The JDA solution, which integrates with Luxottica’s existing ERP systems, enables the company to increase its supply chain responsiveness to meet highly seasonal and fragmented demand for its fast-shifting product mix.

“Our production processes are heavily influenced by geography, seasonality and the need to produce both fast shift and carry over products. As a fast-moving global business, it is imperative that we have a highly-responsive supply chain,” says Enrico Mistron, supply chain director, Luxottica Group.

“We chose JDA as it proved to offer the best solution to support our supply chain transformation plans. In addition, the technical architecture consultancy and solution quality assurance provided by JDA’s Services team ensured this project was completed on time and within budget.”

Luxottica is a leader in the design, manufacture, distribution and sale of premium, luxury and sports eyewear with sales of €7,3 billion in 2013 and a presence in 130 countries, comprised of 50 commercial subsidiaries and 7 000 stores.

The company owns brands such as Ray-Ban, Oakley and Persol, and also licenses products to designers like Armani, Burberry, Chanel, Dolce&Gabbana and Prada. Luxottica will now integrate master planning across its different production sites using JDA Supply Chain Planner while also integrating planning around semi-finished and finished goods production with purchasing.
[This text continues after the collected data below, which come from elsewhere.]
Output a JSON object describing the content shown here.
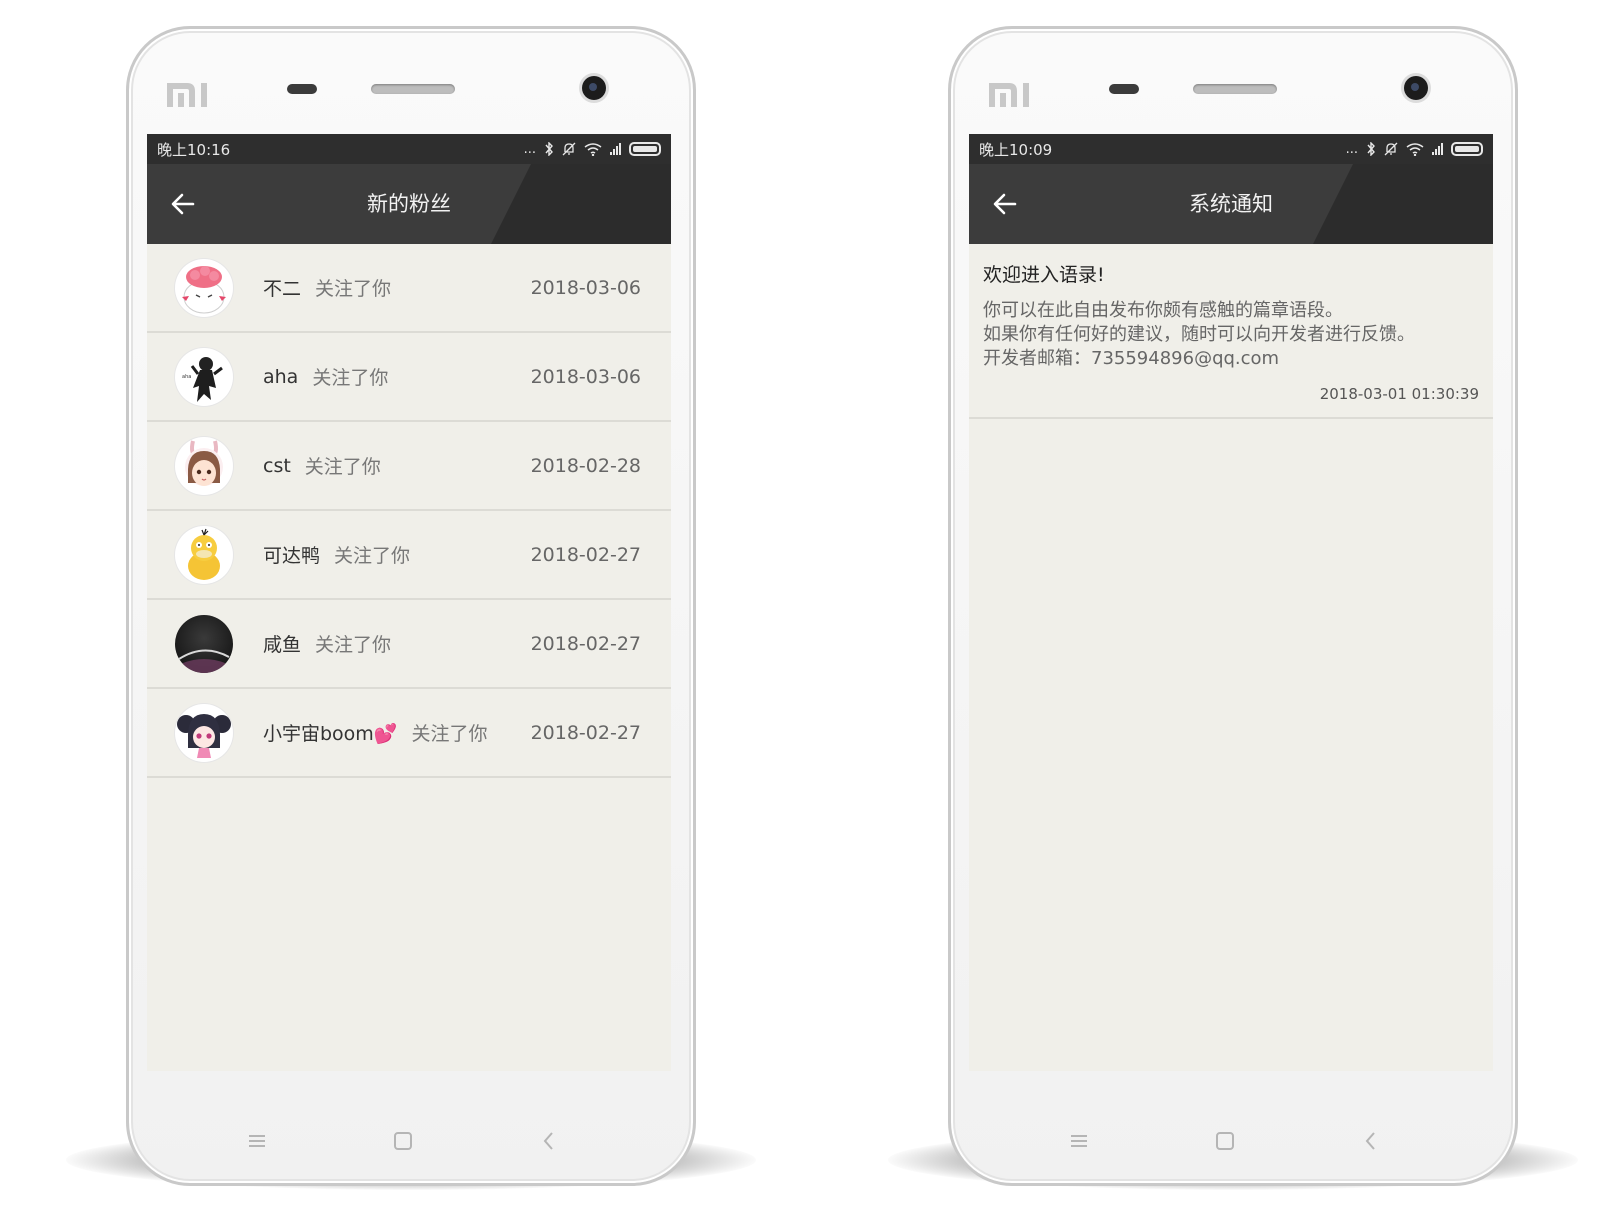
{
  "phones": [
    {
      "device": {
        "brand_logo": "mi-logo"
      },
      "status_bar": {
        "time": "晚上10:16",
        "dots": "...",
        "icons": [
          "bluetooth-icon",
          "mute-icon",
          "wifi-icon",
          "signal-icon",
          "battery-icon"
        ]
      },
      "toolbar": {
        "title": "新的粉丝",
        "back_icon": "arrow-left-icon"
      },
      "followers": [
        {
          "name": "不二",
          "action": "关注了你",
          "date": "2018-03-06",
          "avatar": "pink-brain-creature-avatar"
        },
        {
          "name": "aha",
          "action": "关注了你",
          "date": "2018-03-06",
          "avatar": "black-figure-avatar"
        },
        {
          "name": "cst",
          "action": "关注了你",
          "date": "2018-02-28",
          "avatar": "bunny-hood-girl-avatar"
        },
        {
          "name": "可达鸭",
          "action": "关注了你",
          "date": "2018-02-27",
          "avatar": "psyduck-avatar"
        },
        {
          "name": "咸鱼",
          "action": "关注了你",
          "date": "2018-02-27",
          "avatar": "dark-planet-avatar"
        },
        {
          "name": "小宇宙boom💕",
          "action": "关注了你",
          "date": "2018-02-27",
          "avatar": "anime-girl-avatar"
        }
      ],
      "nav_keys": [
        "menu-icon",
        "home-icon",
        "back-icon"
      ]
    },
    {
      "device": {
        "brand_logo": "mi-logo"
      },
      "status_bar": {
        "time": "晚上10:09",
        "dots": "...",
        "icons": [
          "bluetooth-icon",
          "mute-icon",
          "wifi-icon",
          "signal-icon",
          "battery-icon"
        ]
      },
      "toolbar": {
        "title": "系统通知",
        "back_icon": "arrow-left-icon"
      },
      "notice": {
        "title": "欢迎进入语录!",
        "lines": [
          "你可以在此自由发布你颇有感触的篇章语段。",
          "如果你有任何好的建议，随时可以向开发者进行反馈。",
          "开发者邮箱：735594896@qq.com"
        ],
        "time": "2018-03-01 01:30:39"
      },
      "nav_keys": [
        "menu-icon",
        "home-icon",
        "back-icon"
      ]
    }
  ],
  "colors": {
    "toolbar": "#3c3c3c",
    "toolbar_slant": "#2c2c2c",
    "status_bar": "#2e2e2e",
    "screen_bg": "#f0efe9",
    "divider": "#dcdbd5"
  }
}
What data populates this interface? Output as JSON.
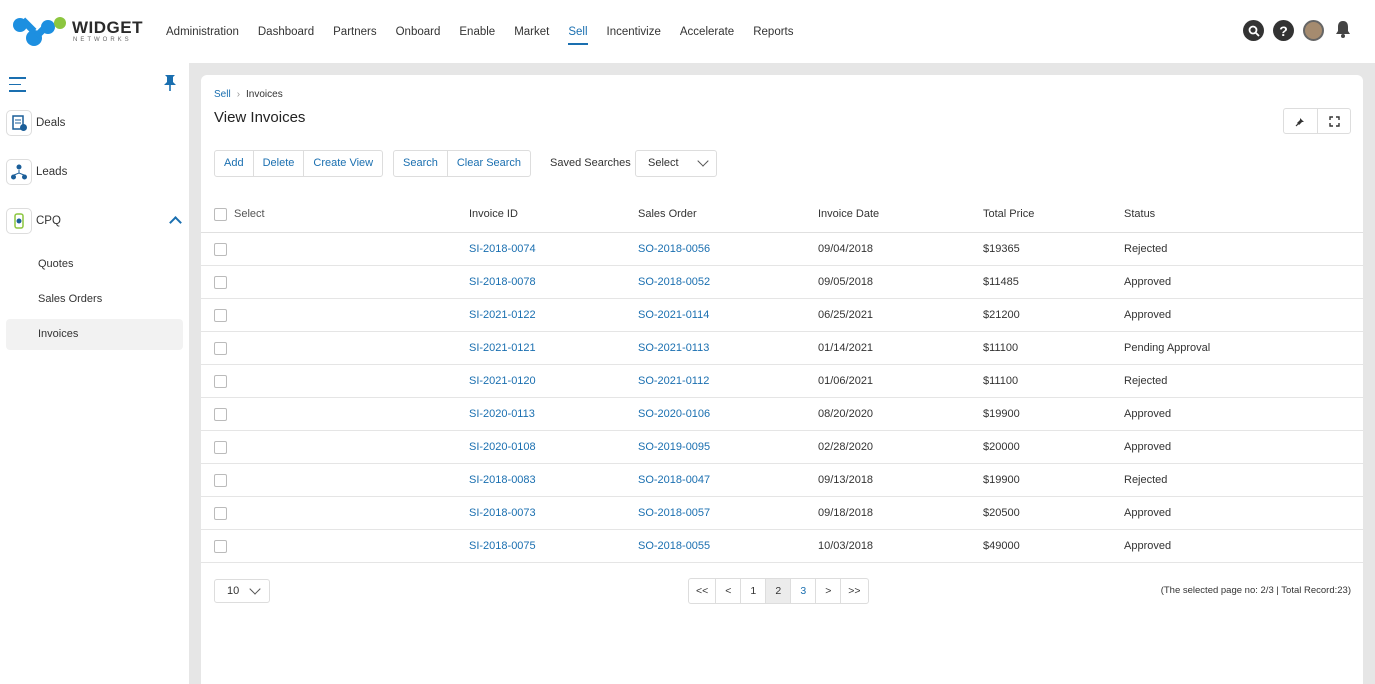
{
  "brand": {
    "name": "WIDGET",
    "tagline": "NETWORKS"
  },
  "nav": [
    "Administration",
    "Dashboard",
    "Partners",
    "Onboard",
    "Enable",
    "Market",
    "Sell",
    "Incentivize",
    "Accelerate",
    "Reports"
  ],
  "nav_active": "Sell",
  "colors": {
    "accent": "#1a6fb0",
    "logo_blue": "#1d8fe0",
    "logo_green": "#8cc63f"
  },
  "sidebar": {
    "items": [
      {
        "label": "Deals",
        "icon": "deals-icon"
      },
      {
        "label": "Leads",
        "icon": "leads-icon"
      },
      {
        "label": "CPQ",
        "icon": "cpq-icon"
      }
    ],
    "sub_items": [
      "Quotes",
      "Sales Orders",
      "Invoices"
    ]
  },
  "breadcrumb": {
    "parent": "Sell",
    "current": "Invoices"
  },
  "page_title": "View Invoices",
  "toolbar": {
    "add": "Add",
    "delete": "Delete",
    "create_view": "Create View",
    "search": "Search",
    "clear_search": "Clear Search",
    "saved_searches": "Saved Searches",
    "select": "Select"
  },
  "table": {
    "headers": {
      "select": "Select",
      "invoice_id": "Invoice ID",
      "sales_order": "Sales Order",
      "invoice_date": "Invoice Date",
      "total_price": "Total Price",
      "status": "Status"
    },
    "rows": [
      {
        "invoice_id": "SI-2018-0074",
        "sales_order": "SO-2018-0056",
        "date": "09/04/2018",
        "price": "$19365",
        "status": "Rejected"
      },
      {
        "invoice_id": "SI-2018-0078",
        "sales_order": "SO-2018-0052",
        "date": "09/05/2018",
        "price": "$11485",
        "status": "Approved"
      },
      {
        "invoice_id": "SI-2021-0122",
        "sales_order": "SO-2021-0114",
        "date": "06/25/2021",
        "price": "$21200",
        "status": "Approved"
      },
      {
        "invoice_id": "SI-2021-0121",
        "sales_order": "SO-2021-0113",
        "date": "01/14/2021",
        "price": "$11100",
        "status": "Pending Approval"
      },
      {
        "invoice_id": "SI-2021-0120",
        "sales_order": "SO-2021-0112",
        "date": "01/06/2021",
        "price": "$11100",
        "status": "Rejected"
      },
      {
        "invoice_id": "SI-2020-0113",
        "sales_order": "SO-2020-0106",
        "date": "08/20/2020",
        "price": "$19900",
        "status": "Approved"
      },
      {
        "invoice_id": "SI-2020-0108",
        "sales_order": "SO-2019-0095",
        "date": "02/28/2020",
        "price": "$20000",
        "status": "Approved"
      },
      {
        "invoice_id": "SI-2018-0083",
        "sales_order": "SO-2018-0047",
        "date": "09/13/2018",
        "price": "$19900",
        "status": "Rejected"
      },
      {
        "invoice_id": "SI-2018-0073",
        "sales_order": "SO-2018-0057",
        "date": "09/18/2018",
        "price": "$20500",
        "status": "Approved"
      },
      {
        "invoice_id": "SI-2018-0075",
        "sales_order": "SO-2018-0055",
        "date": "10/03/2018",
        "price": "$49000",
        "status": "Approved"
      }
    ]
  },
  "pagination": {
    "page_size": "10",
    "controls": [
      "<<",
      "<",
      "1",
      "2",
      "3",
      ">",
      ">>"
    ],
    "current": "2",
    "info": "(The selected page no: 2/3 | Total Record:23)"
  }
}
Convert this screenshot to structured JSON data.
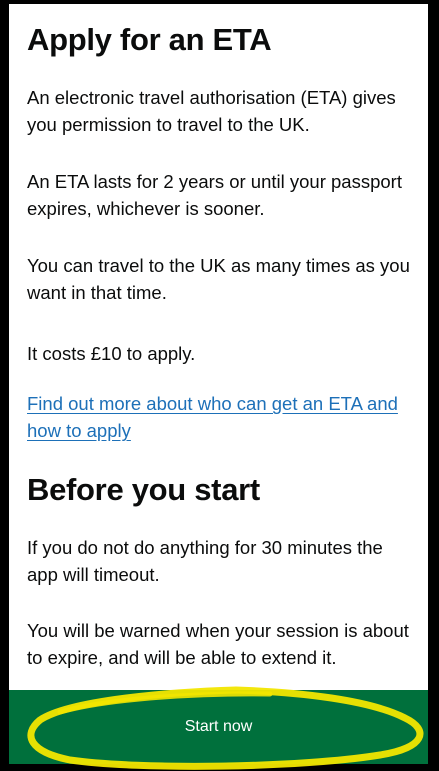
{
  "page": {
    "title": "Apply for an ETA",
    "intro_1": "An electronic travel authorisation (ETA) gives you permission to travel to the UK.",
    "intro_2": "An ETA lasts for 2 years or until your passport expires, whichever is sooner.",
    "intro_3": "You can travel to the UK as many times as you want in that time.",
    "intro_4": "It costs £10 to apply.",
    "link_text": "Find out more about who can get an ETA and how to apply",
    "section_title": "Before you start",
    "timeout_text": "If you do not do anything for 30 minutes the app will timeout.",
    "warning_text": "You will be warned when your session is about to expire, and will be able to extend it."
  },
  "actions": {
    "start_label": "Start now"
  },
  "colors": {
    "text": "#0b0c0c",
    "link": "#1d70b8",
    "button_bg": "#00703c",
    "button_text": "#ffffff",
    "annotation_highlight": "#f2e600"
  },
  "annotations": {
    "highlight_icon": "hand-drawn-highlight-circle"
  }
}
This enables Luxottica to create more reliable plans, improve materials availability, and improve service levels.

“For manufacturers with global operations, being able to quickly respond to changing demands and market conditions is vital,” says Mark Morgan, regional vice-president, EMEA, JDA Software. “Through more effective supply chain planning, the company will be able to continue delivering outstanding service, whilst maintaining profitability.”